Proprio per questa ragione, lo stesso Oscar Piastri ha preferito mantenere un profilo basso nelle interviste post-sessione, consapevole che il lavoro da fare è ancora ingente per trasformare la velocità pura in costanza competitiva:
“Considero la seconda sessione di prove libere decisamente più produttiva rispetto a quella del mattino, sebbene restino numerosi dettagli da calibrare con precisione visto che il comportamento della vettura è profondamente mutato rispetto alla passata stagione. Durante il pomeriggio ogni procedura è filata liscia, permettendoci di trovare una buona regolarità e di accumulare una mole importante di dati fondamentali per la nostra comprensione”.
“Sono convinto che nell’arco del weekend ogni scuderia riuscirà a compiere un passo in avanti significativo e noi dovremo essere altrettanto bravi a evolvere la nostra prestazione.

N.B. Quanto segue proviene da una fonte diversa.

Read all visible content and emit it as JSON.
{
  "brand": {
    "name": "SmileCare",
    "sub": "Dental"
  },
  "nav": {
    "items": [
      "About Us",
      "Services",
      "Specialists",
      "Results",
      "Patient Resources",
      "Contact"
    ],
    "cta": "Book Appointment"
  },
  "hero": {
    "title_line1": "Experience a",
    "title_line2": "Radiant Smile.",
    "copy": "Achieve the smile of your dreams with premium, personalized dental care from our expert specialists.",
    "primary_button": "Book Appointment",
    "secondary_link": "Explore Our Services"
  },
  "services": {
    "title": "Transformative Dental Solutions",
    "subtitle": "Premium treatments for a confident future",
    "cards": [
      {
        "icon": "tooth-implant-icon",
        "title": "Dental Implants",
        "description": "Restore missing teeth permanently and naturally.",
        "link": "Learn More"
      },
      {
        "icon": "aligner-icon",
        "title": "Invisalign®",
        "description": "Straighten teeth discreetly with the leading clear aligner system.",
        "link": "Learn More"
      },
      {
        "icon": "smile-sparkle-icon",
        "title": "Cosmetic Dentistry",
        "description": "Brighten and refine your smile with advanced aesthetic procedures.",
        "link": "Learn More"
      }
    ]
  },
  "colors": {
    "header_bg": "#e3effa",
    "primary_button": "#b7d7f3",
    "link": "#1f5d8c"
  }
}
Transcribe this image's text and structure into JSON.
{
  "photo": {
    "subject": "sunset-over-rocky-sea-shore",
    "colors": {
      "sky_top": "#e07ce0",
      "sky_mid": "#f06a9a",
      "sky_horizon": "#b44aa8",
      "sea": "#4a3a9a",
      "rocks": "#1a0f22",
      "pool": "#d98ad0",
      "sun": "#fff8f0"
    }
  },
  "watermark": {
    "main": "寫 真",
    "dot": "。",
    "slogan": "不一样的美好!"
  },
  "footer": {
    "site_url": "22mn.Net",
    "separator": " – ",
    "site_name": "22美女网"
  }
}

La nostra speranza è quella di poter lottare per le posizioni di vertice in griglia, pur non avendo ancora la certezza di poter puntare alla pole position. Per quanto concerne il ritmo sulla lunga distanza, non nutro la piena convinzione di essere stati allo stesso livello dei nostri diretti avversari, ma in questa fase il nostro obiettivo primario resta quello di costruire una solida continuità operativa, assicurandoci che ogni sistema funzioni esattamente come previsto”.
Risulta essere davvero complicato, quest’anno più che mai, poter fare un’analisi chiara delle forze in campo. Quello di oggi è stato uno dei venerdì più difficili da interpretare, naturale vista l’alba di una nuova era tecnica, ma crediamo che la tendenza a medio termine sarà sempre questa.
Mercedes: La forza della costanza
Dall’altra parte della barricata, la Mercedes ha confermato le ottime sensazioni dei test invernali, presentandosi a Melbourne come la vettura probabilmente più equilibrata. Pur non avendo cercato la prestazione estrema con poca benzina, con Kimi Antonelli e George Russell che si sono comunque attestati su tempi eccellenti intorno all’1:20 basso, è stato il ritmo nei long run a far intendere come la W17 sia nata quantomeno bene all’inizio di questa nuova era.
L’analisi dei dati evidenzia come le Frecce d’Argento siano state in grado di mantenere una costanza cronometrica superiore alla concorrenza, specialmente utilizzando la mescola dura (C3). Laddove la McLaren faticava a contenere l’innalzamento dei tempi, ma chiaramente con una mescola più soft, la Mercedes ha mostrato un’usura lineare e un bilanciamento che permette ai piloti di aggredire le curve dell’Albert Park senza penalizzare eccessivamente le coperture. Questo vantaggio strategico potrebbe rivelarsi decisivo in una gara che si preannuncia tatticamente complessa a causa delle nuove power unit e della gestione dell’energia.